Establishment of TBE virus as a vector for gene transfer

Tick-borne encephalitis (TBE) virus is a human pathogenic member of the virus family Flaviviridae, which also includes other important human pathogens such as yellow fever virus, Japanese encephalitis virus, West nile virus and hepatitis C virus. We intend to develop strategies to utilize this virus for medical purposes, such as gene therapy of hereditary disorders, anti-cancer therapy, and therapy of chronic infections such as HIV (AIDS). To achieve this, the ability of this virus to cause disease must be abolished, e.g. by destroying its capacity to form infectious particles and to spread in the body. At the same time its intrinsic property to invade certain cells and introduce genetic material in these cells should be maintained and thus utilized to efficiently transfer the genes that code for therapeutic or prophylactic proteins into the desired cells. Similar approaches have been developed for viruses of other viral families and in some cases have already reached the stage of clinical testing in humans. However, the suitability of TBE virus for gene transfer has so far not been examined, although many of its properties (e.g. a small RNA genome, neurotropism, low cytopathogenicity) suggest it to be quite advantageous for this purpose. In this project we will perform basic experiments to investigate whether in principle TBE virus could be utilzed for such medical purposes and what the specific advantages or possible drawbacks of this system may be. These studies should lay the groundwork for future developments that may finally lead to TBE virus-based therapeutic or prophylactic agents.

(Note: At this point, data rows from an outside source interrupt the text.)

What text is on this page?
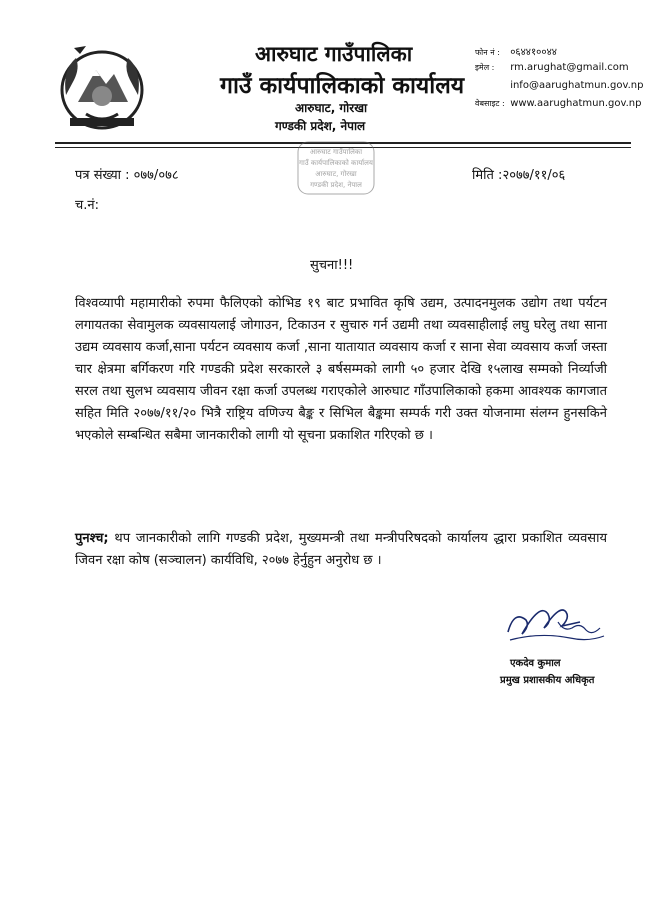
आरुघाट गाउँपालिका
गाउँ कार्यपालिकाको कार्यालय
आरुघाट, गोरखा
गण्डकी प्रदेश, नेपाल
फोन नं : ०६४४१००४४
इमेल : rm.arughat@gmail.com
info@aarughatmun.gov.np
वेबसाइट : www.aarughatmun.gov.np
आरुघाट गाउँपालिका
गाउँ कार्यपालिकाको कार्यालय
आरुघाट, गोरखा
गण्डकी प्रदेश, नेपाल
पत्र संख्या : ०७७/०७८	मिति :२०७७/११/०६
च.नं:
सुचना!!!

विश्वव्यापी महामारीको रुपमा फैलिएको कोभिड १९ बाट प्रभावित कृषि उद्यम, उत्पादनमुलक उद्योग तथा पर्यटन लगायतका सेवामुलक व्यवसायलाई जोगाउन, टिकाउन र सुचारु गर्न उद्यमी तथा व्यवसाहीलाई लघु घरेलु तथा साना उद्यम व्यवसाय कर्जा,साना पर्यटन व्यवसाय कर्जा ,साना यातायात व्यवसाय कर्जा र साना सेवा व्यवसाय कर्जा जस्ता चार क्षेत्रमा बर्गिकरण गरि गण्डकी प्रदेश सरकारले ३ बर्षसम्मको लागी ५० हजार देखि १५लाख सम्मको निर्व्याजी सरल तथा सुलभ व्यवसाय जीवन रक्षा कर्जा उपलब्ध गराएकोले आरुघाट गाँउपालिकाको हकमा आवश्यक कागजात सहित मिति २०७७/११/२० भित्रै राष्ट्रिय वणिज्य बैङ्क र सिभिल बैङ्कमा सम्पर्क गरी उक्त योजनामा संलग्न हुनसकिने भएकोले सम्बन्धित सबैमा जानकारीको लागी यो सूचना प्रकाशित गरिएको छ ।

पुनश्च; थप जानकारीको लागि गण्डकी प्रदेश, मुख्यमन्त्री तथा मन्त्रीपरिषदको कार्यालय द्धारा प्रकाशित व्यवसाय जिवन रक्षा कोष (सञ्चालन) कार्यविधि, २०७७ हेर्नुहुन अनुरोध छ ।

एकदेव कुमाल
प्रमुख प्रशासकीय अधिकृत
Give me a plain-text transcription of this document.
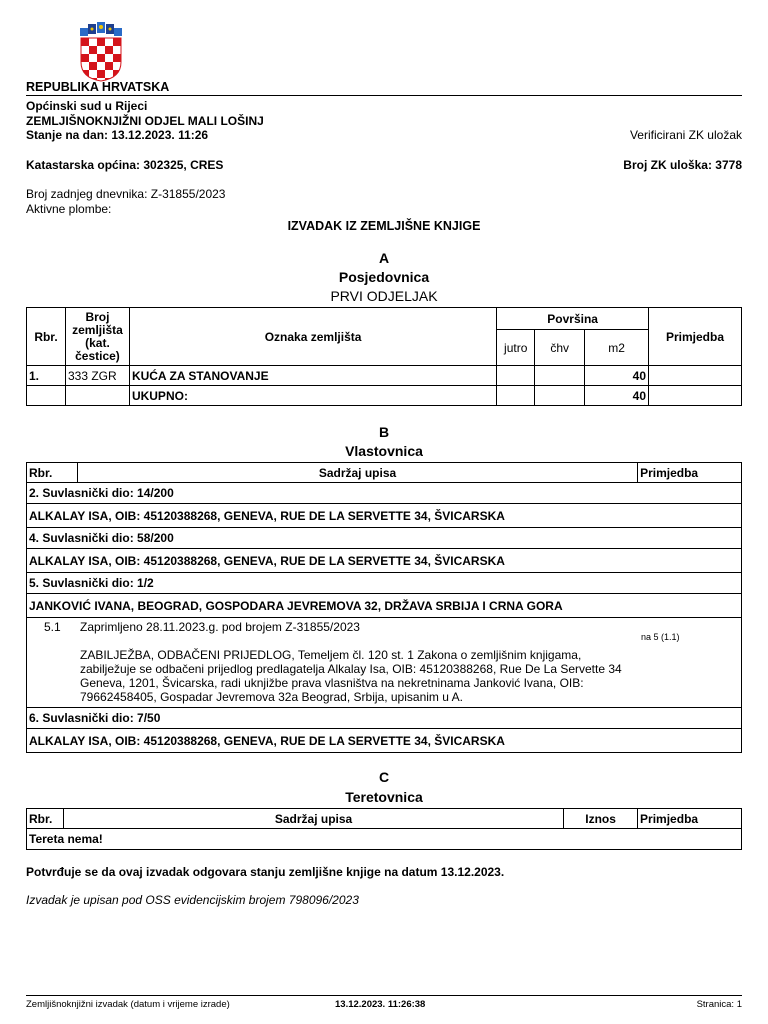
REPUBLIKA HRVATSKA
Općinski sud u Rijeci
ZEMLJIŠNOKNJIŽNI ODJEL MALI LOŠINJ
Stanje na dan: 13.12.2023. 11:26	Verificirani ZK uložak
Katastarska općina: 302325, CRES	Broj ZK uloška: 3778
Broj zadnjeg dnevnika: Z-31855/2023
Aktivne plombe:
IZVADAK IZ ZEMLJIŠNE KNJIGE
A
Posjedovnica
PRVI ODJELJAK
Rbr.	Broj zemljišta (kat. čestice)	Oznaka zemljišta	Površina			Primjedba
			jutro	čhv	m2	
1.	333 ZGR	KUĆA ZA STANOVANJE			40	
		UKUPNO:			40	
B
Vlastovnica
Rbr.	Sadržaj upisa	Primjedba
2. Suvlasnički dio: 14/200
ALKALAY ISA, OIB: 45120388268, GENEVA, RUE DE LA SERVETTE 34, ŠVICARSKA
4. Suvlasnički dio: 58/200
ALKALAY ISA, OIB: 45120388268, GENEVA, RUE DE LA SERVETTE 34, ŠVICARSKA
5. Suvlasnički dio: 1/2
JANKOVIĆ IVANA, BEOGRAD, GOSPODARA JEVREMOVA 32, DRŽAVA SRBIJA I CRNA GORA

5.1 Zaprimljeno 28.11.2023.g. pod brojem Z-31855/2023
na 5 (1.1)
ZABILJEŽBA, ODBAČENI PRIJEDLOG, Temeljem čl. 120 st. 1 Zakona o zemljišnim knjigama, zabilježuje se odbačeni prijedlog predlagatelja Alkalay Isa, OIB: 45120388268, Rue De La Servette 34 Geneva, 1201, Švicarska, radi uknjižbe prava vlasništva na nekretninama Janković Ivana, OIB: 79662458405, Gospadar Jevremova 32a Beograd, Srbija, upisanim u A.

6. Suvlasnički dio: 7/50
ALKALAY ISA, OIB: 45120388268, GENEVA, RUE DE LA SERVETTE 34, ŠVICARSKA
C
Teretovnica
Rbr.	Sadržaj upisa	Iznos	Primjedba
Tereta nema!
Potvrđuje se da ovaj izvadak odgovara stanju zemljišne knjige na datum 13.12.2023.
Izvadak je upisan pod OSS evidencijskim brojem 798096/2023
Zemljišnoknjižni izvadak (datum i vrijeme izrade)	13.12.2023. 11:26:38	Stranica: 1
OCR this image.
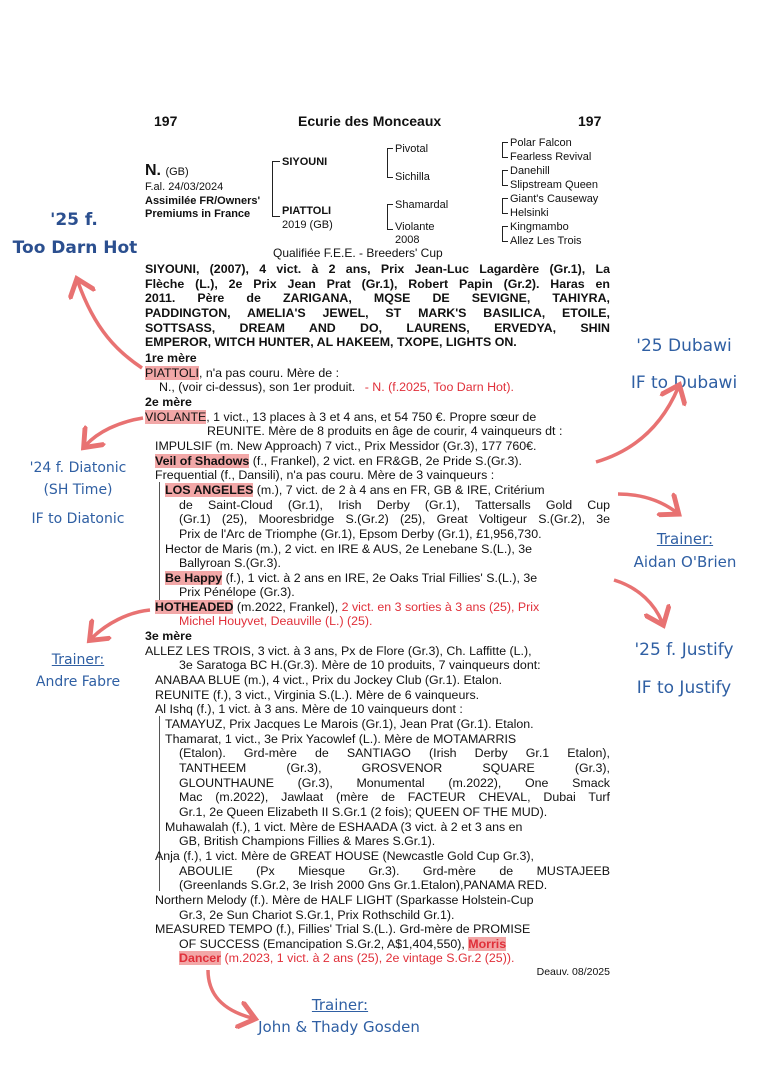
197	Ecurie des Monceaux	197
N. (GB)
F.al. 24/03/2024
Assimilée FR/Owners'
Premiums in France
SIYOUNI
PIATTOLI
2019 (GB)
Pivotal
Sichilla
Shamardal
Violante
2008
Polar Falcon
Fearless Revival
Danehill
Slipstream Queen
Giant's Causeway
Helsinki
Kingmambo
Allez Les Trois
Qualifiée F.E.E. - Breeders' Cup
SIYOUNI, (2007), 4 vict. à 2 ans, Prix Jean-Luc Lagardère (Gr.1), La
Flèche (L.), 2e Prix Jean Prat (Gr.1), Robert Papin (Gr.2). Haras en
2011. Père de ZARIGANA, MQSE DE SEVIGNE, TAHIYRA,
PADDINGTON, AMELIA'S JEWEL, ST MARK'S BASILICA, ETOILE,
SOTTSASS, DREAM AND DO, LAURENS, ERVEDYA, SHIN
EMPEROR, WITCH HUNTER, AL HAKEEM, TXOPE, LIGHTS ON.
1re mère
PIATTOLI, n'a pas couru. Mère de :
N., (voir ci-dessus), son 1er produit. - N. (f.2025, Too Darn Hot).
2e mère
VIOLANTE, 1 vict., 13 places à 3 et 4 ans, et 54 750 €. Propre sœur de
REUNITE. Mère de 8 produits en âge de courir, 4 vainqueurs dt :
IMPULSIF (m. New Approach) 7 vict., Prix Messidor (Gr.3), 177 760€.
Veil of Shadows (f., Frankel), 2 vict. en FR&GB, 2e Pride S.(Gr.3).
Frequential (f., Dansili), n'a pas couru. Mère de 3 vainqueurs :
LOS ANGELES (m.), 7 vict. de 2 à 4 ans en FR, GB & IRE, Critérium
de Saint-Cloud (Gr.1), Irish Derby (Gr.1), Tattersalls Gold Cup
(Gr.1) (25), Mooresbridge S.(Gr.2) (25), Great Voltigeur S.(Gr.2), 3e
Prix de l'Arc de Triomphe (Gr.1), Epsom Derby (Gr.1), £1,956,730.
Hector de Maris (m.), 2 vict. en IRE & AUS, 2e Lenebane S.(L.), 3e
Ballyroan S.(Gr.3).
Be Happy (f.), 1 vict. à 2 ans en IRE, 2e Oaks Trial Fillies' S.(L.), 3e
Prix Pénélope (Gr.3).
HOTHEADED (m.2022, Frankel), 2 vict. en 3 sorties à 3 ans (25), Prix
Michel Houyvet, Deauville (L.) (25).
3e mère
ALLEZ LES TROIS, 3 vict. à 3 ans, Px de Flore (Gr.3), Ch. Laffitte (L.),
3e Saratoga BC H.(Gr.3). Mère de 10 produits, 7 vainqueurs dont:
ANABAA BLUE (m.), 4 vict., Prix du Jockey Club (Gr.1). Etalon.
REUNITE (f.), 3 vict., Virginia S.(L.). Mère de 6 vainqueurs.
Al Ishq (f.), 1 vict. à 3 ans. Mère de 10 vainqueurs dont :
TAMAYUZ, Prix Jacques Le Marois (Gr.1), Jean Prat (Gr.1). Etalon.
Thamarat, 1 vict., 3e Prix Yacowlef (L.). Mère de MOTAMARRIS
(Etalon). Grd-mère de SANTIAGO (Irish Derby Gr.1 Etalon),
TANTHEEM (Gr.3), GROSVENOR SQUARE (Gr.3),
GLOUNTHAUNE (Gr.3), Monumental (m.2022), One Smack
Mac (m.2022), Jawlaat (mère de FACTEUR CHEVAL, Dubai Turf
Gr.1, 2e Queen Elizabeth II S.Gr.1 (2 fois); QUEEN OF THE MUD).
Muhawalah (f.), 1 vict. Mère de ESHAADA (3 vict. à 2 et 3 ans en
GB, British Champions Fillies & Mares S.Gr.1).
Anja (f.), 1 vict. Mère de GREAT HOUSE (Newcastle Gold Cup Gr.3),
ABOULIE (Px Miesque Gr.3). Grd-mère de MUSTAJEEB
(Greenlands S.Gr.2, 3e Irish 2000 Gns Gr.1.Etalon),PANAMA RED.
Northern Melody (f.). Mère de HALF LIGHT (Sparkasse Holstein-Cup
Gr.3, 2e Sun Chariot S.Gr.1, Prix Rothschild Gr.1).
MEASURED TEMPO (f.), Fillies' Trial S.(L.). Grd-mère de PROMISE
OF SUCCESS (Emancipation S.Gr.2, A$1,404,550), Morris
Dancer (m.2023, 1 vict. à 2 ans (25), 2e vintage S.Gr.2 (25)).
Deauv. 08/2025
'25 f.
Too Darn Hot
'25 Dubawi
IF to Dubawi
'24 f. Diatonic
(SH Time)
IF to Diatonic
Trainer:
Aidan O'Brien
Trainer:
Andre Fabre
'25 f. Justify
IF to Justify
Trainer:
John & Thady Gosden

The overall goal of this project was to establish a molecular tool for research and medicine based on a human pathogen, tick-borne encephalitis virus (TBEV). Viruses comprise genetic information engulfed in an envelope which consists of proteins and in some cases also lipids. This envelope protects the genome inside and serves to introduce these genes in a very specific and efficient manner into appropriate host cells, which will express and multiply the genetic information and package it into new viral particles. Viruses are not alive, but rather can be considered as natural gene transfer vehicles, which evolved to very efficiently and specifically transport genetic information from cell to cell. We wanted to find ways how to utilize the particular properties of TBEV for scientific and medical purposes. In both research and clinical applications, it is often desirable to specifically introduce genes into host cells to study the products of such genes or to achieve a therapeutic effect. Gene therapy is a promising approach to hopefully cure various hereditary disorders as well as cancer or infectious diseases in the future. In the course of the project we successfully modified the TBEV genome by genetic engineering in a way to be useful for transferring a desired gene into the host cell. Specific manipulations generated a viral vehicle which could be assembled in the laboratory, but had lost its ability to spread and cause disease. Methods were developed which enabled us to activate such a vehicle on demand in the laboratory. The properties of our TBEV-based vehicle were tested side-by-side with another viral vector and this comparison indicated that our approach resulted in a more sustained response. Research on various activating mechanisms involving specific cleavage events of viral components shed light on fundamental aspects of virus assembly and revealed a previously unknown mechanism by which TBEV can invade its host cell. Research frequently opens new and unexpected avenues. In the case of this project, our work led us to the establishment of a new technology, - for which a patent application has been filed by our university - by which the efficiency of various viral gene transfer vectors can be improved.